You Had Me At ‘Minimum Viable Bureaucracy’
When Service NSW opened for business a few years ago, it’s honestly no exaggeration to say that we – the people of New South Wales – rejoiced. What began as a “concept store” for state government services in the south coast town of Kiama quickly gathered support from both the public and employees and soon became its own stand-alone agency.
The beauty was in the public-facing simplicity. Powered by digital systems, including Salesforce CRM, Service NSW delivered on the promise of its name, streamlining numerous government services, from drivers’ licences to working with children checks.
The specialist public-sector website The Mandarin summed it up neatly: “NSW residents … had battled to do business with hundreds of unconnected shopfronts and websites and thousands of government phone numbers routing into 30 call centres … Service NSW now offers a single point of engagement for NSW residents and businesses transacting on …. around 800 services in all. Nine out of 10 people in any year have contact with the NSW government, equating to about 40 million transactions a year. Transactions that were once a manual undertaking – involving double and triple handling – are being digitised, leading to huge gains in turnaround times for applications. For example, the seniors’ card application process used to take eight days to complete, but now takes just three minutes.”
As a Service NSW customer myself, it made me think about how much happier the employees must be now – and obviously are whenever I go into a centre. They’re dealing with customers whose needs are being met seamlessly, rather than the hair-tearing rigmarole that in the bad old days accompanied a task as simple as getting a new driver’s licence.
With Service NSW such a success, today the NSW Government is pushing ahead with Future Transport Technology and proudly talks not just about the well-known Minimum Viable Product aims of digital transformation, but also MVB, Minimum Viable Bureaucracy. Shredding the analogue red tape to embrace a digital future – you can’t argue with that.
Demystifying Digital to Unlock Better Ways of Working
It’s important to get teams on the same page – or screen, to be precise – to activate digital transformation.
At a recent digital showcase, NSW Public Service Commissioner Emma Hogan said they had asked staff what they actually thought “digital” means. Answers ranged from “the internet” to “coding” to “an app”. Said Hogan, “We think of it as a mindset shift in the way we work … underneath that there’s a huge amount of skills growth in areas that need to evolve.”
Digital also means that citizens whom the public service sector is serving have much higher expectations. Accenture research in 2017 found that 85% of people believed that government departments should offer digital services superior to those provided by private companies.

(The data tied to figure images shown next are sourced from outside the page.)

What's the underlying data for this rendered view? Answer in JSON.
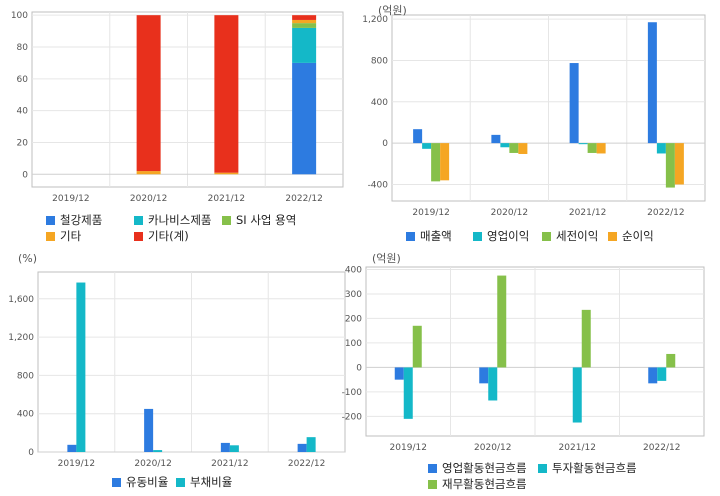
{
  "chart_data": [
    {
      "type": "bar",
      "stacked": true,
      "title": "",
      "ylabel_unit": "",
      "categories": [
        "2019/12",
        "2020/12",
        "2021/12",
        "2022/12"
      ],
      "ylim": [
        -8,
        102
      ],
      "yticks": [
        0,
        20,
        40,
        60,
        80,
        100
      ],
      "ytick_labels": [
        "0",
        "20",
        "40",
        "60",
        "80",
        "100"
      ],
      "series": [
        {
          "name": "철강제품",
          "color": "#2d7be0",
          "values": [
            0,
            0,
            0,
            70
          ]
        },
        {
          "name": "카나비스제품",
          "color": "#14b8c8",
          "values": [
            0,
            0,
            0,
            22
          ]
        },
        {
          "name": "SI 사업 용역",
          "color": "#86c04a",
          "values": [
            0,
            0,
            0,
            3
          ]
        },
        {
          "name": "기타",
          "color": "#f5a623",
          "values": [
            0,
            2,
            1,
            2
          ]
        },
        {
          "name": "기타(계)",
          "color": "#e8301c",
          "values": [
            0,
            98,
            99,
            3
          ]
        }
      ],
      "legend_position": "bottom",
      "grid": true
    },
    {
      "type": "bar",
      "title": "",
      "ylabel_unit": "(억원)",
      "categories": [
        "2019/12",
        "2020/12",
        "2021/12",
        "2022/12"
      ],
      "ylim": [
        -560,
        1240
      ],
      "yticks": [
        -400,
        0,
        400,
        800,
        1200
      ],
      "ytick_labels": [
        "-400",
        "0",
        "400",
        "800",
        "1,200"
      ],
      "series": [
        {
          "name": "매출액",
          "color": "#2d7be0",
          "values": [
            135,
            80,
            775,
            1170
          ]
        },
        {
          "name": "영업이익",
          "color": "#14b8c8",
          "values": [
            -55,
            -40,
            -10,
            -100
          ]
        },
        {
          "name": "세전이익",
          "color": "#86c04a",
          "values": [
            -370,
            -95,
            -95,
            -430
          ]
        },
        {
          "name": "순이익",
          "color": "#f5a623",
          "values": [
            -360,
            -105,
            -100,
            -400
          ]
        }
      ],
      "legend_position": "bottom",
      "grid": true
    },
    {
      "type": "bar",
      "title": "",
      "ylabel_unit": "(%)",
      "categories": [
        "2019/12",
        "2020/12",
        "2021/12",
        "2022/12"
      ],
      "ylim": [
        0,
        1880
      ],
      "yticks": [
        0,
        400,
        800,
        1200,
        1600
      ],
      "ytick_labels": [
        "0",
        "400",
        "800",
        "1,200",
        "1,600"
      ],
      "series": [
        {
          "name": "유동비율",
          "color": "#2d7be0",
          "values": [
            75,
            450,
            95,
            85
          ]
        },
        {
          "name": "부채비율",
          "color": "#14b8c8",
          "values": [
            1770,
            20,
            70,
            155
          ]
        }
      ],
      "legend_position": "bottom",
      "grid": true
    },
    {
      "type": "bar",
      "title": "",
      "ylabel_unit": "(억원)",
      "categories": [
        "2019/12",
        "2020/12",
        "2021/12",
        "2022/12"
      ],
      "ylim": [
        -280,
        410
      ],
      "yticks": [
        -200,
        -100,
        0,
        100,
        200,
        300,
        400
      ],
      "ytick_labels": [
        "-200",
        "-100",
        "0",
        "100",
        "200",
        "300",
        "400"
      ],
      "series": [
        {
          "name": "영업활동현금흐름",
          "color": "#2d7be0",
          "values": [
            -50,
            -65,
            0,
            -65
          ]
        },
        {
          "name": "투자활동현금흐름",
          "color": "#14b8c8",
          "values": [
            -210,
            -135,
            -225,
            -55
          ]
        },
        {
          "name": "재무활동현금흐름",
          "color": "#86c04a",
          "values": [
            170,
            375,
            235,
            55
          ]
        }
      ],
      "legend_position": "bottom",
      "grid": true
    }
  ]
}
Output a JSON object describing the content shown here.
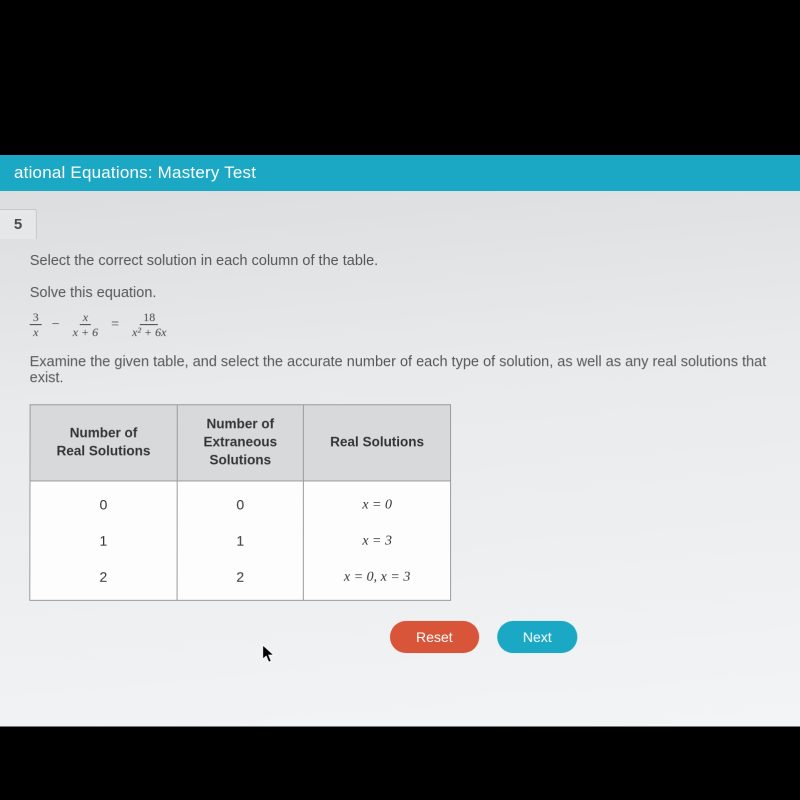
{
  "header": {
    "title": "ational Equations: Mastery Test"
  },
  "question": {
    "number": "5"
  },
  "body": {
    "instruction": "Select the correct solution in each column of the table.",
    "solve_label": "Solve this equation.",
    "examine": "Examine the given table, and select the accurate number of each type of solution, as well as any real solutions that exist."
  },
  "equation": {
    "frac1": {
      "num": "3",
      "den": "x"
    },
    "minus": "−",
    "frac2": {
      "num": "x",
      "den": "x + 6"
    },
    "equals": "=",
    "frac3": {
      "num": "18",
      "den": "x² + 6x"
    }
  },
  "table": {
    "headers": {
      "col1": "Number of\nReal Solutions",
      "col2": "Number of\nExtraneous\nSolutions",
      "col3": "Real Solutions"
    },
    "rows": [
      {
        "c1": "0",
        "c2": "0",
        "c3": "x = 0"
      },
      {
        "c1": "1",
        "c2": "1",
        "c3": "x = 3"
      },
      {
        "c1": "2",
        "c2": "2",
        "c3": "x = 0, x = 3"
      }
    ]
  },
  "buttons": {
    "reset": "Reset",
    "next": "Next"
  },
  "colors": {
    "header_bg": "#1ba8c4",
    "reset_bg": "#d8553a",
    "next_bg": "#1ba8c4",
    "screen_bg": "#e8eaec",
    "table_header_bg": "#d8d9da",
    "border": "#9a9b9c"
  }
}
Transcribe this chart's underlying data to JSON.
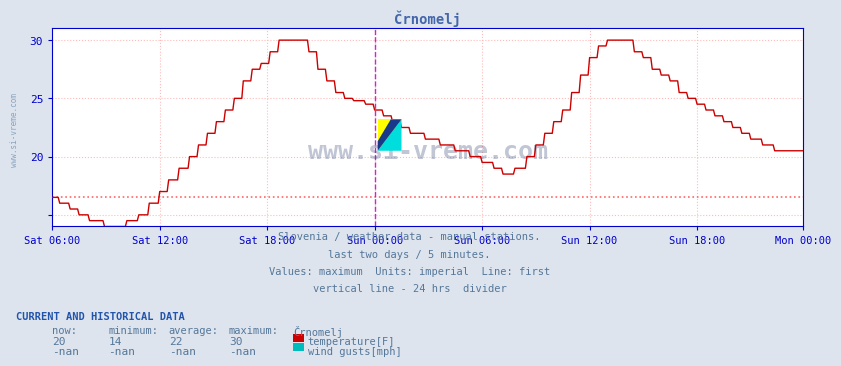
{
  "title": "Črnomelj",
  "title_color": "#4466aa",
  "bg_color": "#dde4ee",
  "plot_bg_color": "#ffffff",
  "grid_color": "#ffaaaa",
  "ylim": [
    14,
    31
  ],
  "ytick_vals": [
    15,
    20,
    25,
    30
  ],
  "ytick_labels": [
    "",
    "20",
    "25",
    "30"
  ],
  "axis_color": "#0000cc",
  "tick_label_color": "#557799",
  "xtick_labels": [
    "Sat 06:00",
    "Sat 12:00",
    "Sat 18:00",
    "Sun 00:00",
    "Sun 06:00",
    "Sun 12:00",
    "Sun 18:00",
    "Mon 00:00"
  ],
  "line_color": "#cc0000",
  "avg_line_color": "#ff6666",
  "avg_line_y": 16.5,
  "divider_color": "#cc00cc",
  "watermark_color": "#334477",
  "watermark_text": "www.si-vreme.com",
  "side_text": "www.si-vreme.com",
  "subtitle_lines": [
    "Slovenia / weather data - manual stations.",
    "last two days / 5 minutes.",
    "Values: maximum  Units: imperial  Line: first",
    "vertical line - 24 hrs  divider"
  ],
  "footer_title": "CURRENT AND HISTORICAL DATA",
  "footer_cols": [
    "now:",
    "minimum:",
    "average:",
    "maximum:",
    "Črnomelj"
  ],
  "footer_row1_vals": [
    "20",
    "14",
    "22",
    "30"
  ],
  "footer_row1_label": "temperature[F]",
  "footer_row2_vals": [
    "-nan",
    "-nan",
    "-nan",
    "-nan"
  ],
  "footer_row2_label": "wind gusts[mph]",
  "temp_color": "#cc0000",
  "wind_color": "#00bbbb"
}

Unfortunately, Salesforce research that same year reported that 68% of people surveyed said they had a better experience with private companies.
That’s the opportunity that projects such as Service NSW really seized. The good news is that digital transformations can be fast. Identify a problem to solve or an area to streamline, start with that and then scale it. It does require a culture shift, which is where employees can come to the party and make a real difference.
“With the right mindset, things can happen quite quickly,” UTS vice-chancellor Atilla Brungs told the digital showcase, explaining how his own university had shifted its offerings to make access to digital accelerators and incubators available to many thousands of students, rather than just a few hundred.
Student startups give our future employees the entrepreneurial mindsets we’re looking for – to try new things and learn. For big projects, however, it’s vital to select “future-proof” software, which is where the globally renowned Salesforce Cloud Suite has supported thousands of businesses and government organisations around the world. You want to choose a platform that is secure, easy to configure and fast to deliver. It should be constantly evolving, with regular update releases. And it must operate across multiple channels and devices, to meet your customers wherever they are and however they want to interact with you.
Opening A World of Learning
The future of work is here right now, and that’s an exciting prospect for people at every stage of their careers. “The biggest shift in focus is this isn’t about jobs, it’s about skills … the skills mix of a role is changing,” said the NSW Public Service Commissioner Emma Hogan, talking about a workforce that is 400,000 people strong.
What’s exciting is that routine and often boring tasks are being automated, with artificial intelligence (AI) and machine learning (ML) improving exponentially before our eyes. Not only does this allow us to deliver our customers faster, accurate and customised service, it frees us up to do the more interesting tasks that humans will always be better at. Or, as the Mandarin website describes it, from menial to meaningful.
Jobs – even those that keep the same title – are changing. To keep up, we all have to embrace the concept of lifelong learning to best harness the power of those technological assistants to help us do our jobs more creatively and better.
Multiple new opportunities are opening as technology makes more possible. What’s interesting is that there’s a bigger call for what have traditionally been dubbed ‘soft skills’, which most agree are often the harder skills to acquire, such as customer service, conflict resolution and leadership. Recent Deloitte research in Australia found that customer service skills topped the list of skills shortages in the public sector.
Technology isn’t taking our jobs, it’s enhancing them, creating paths for our development as great employees and also for our personal growth as human beings.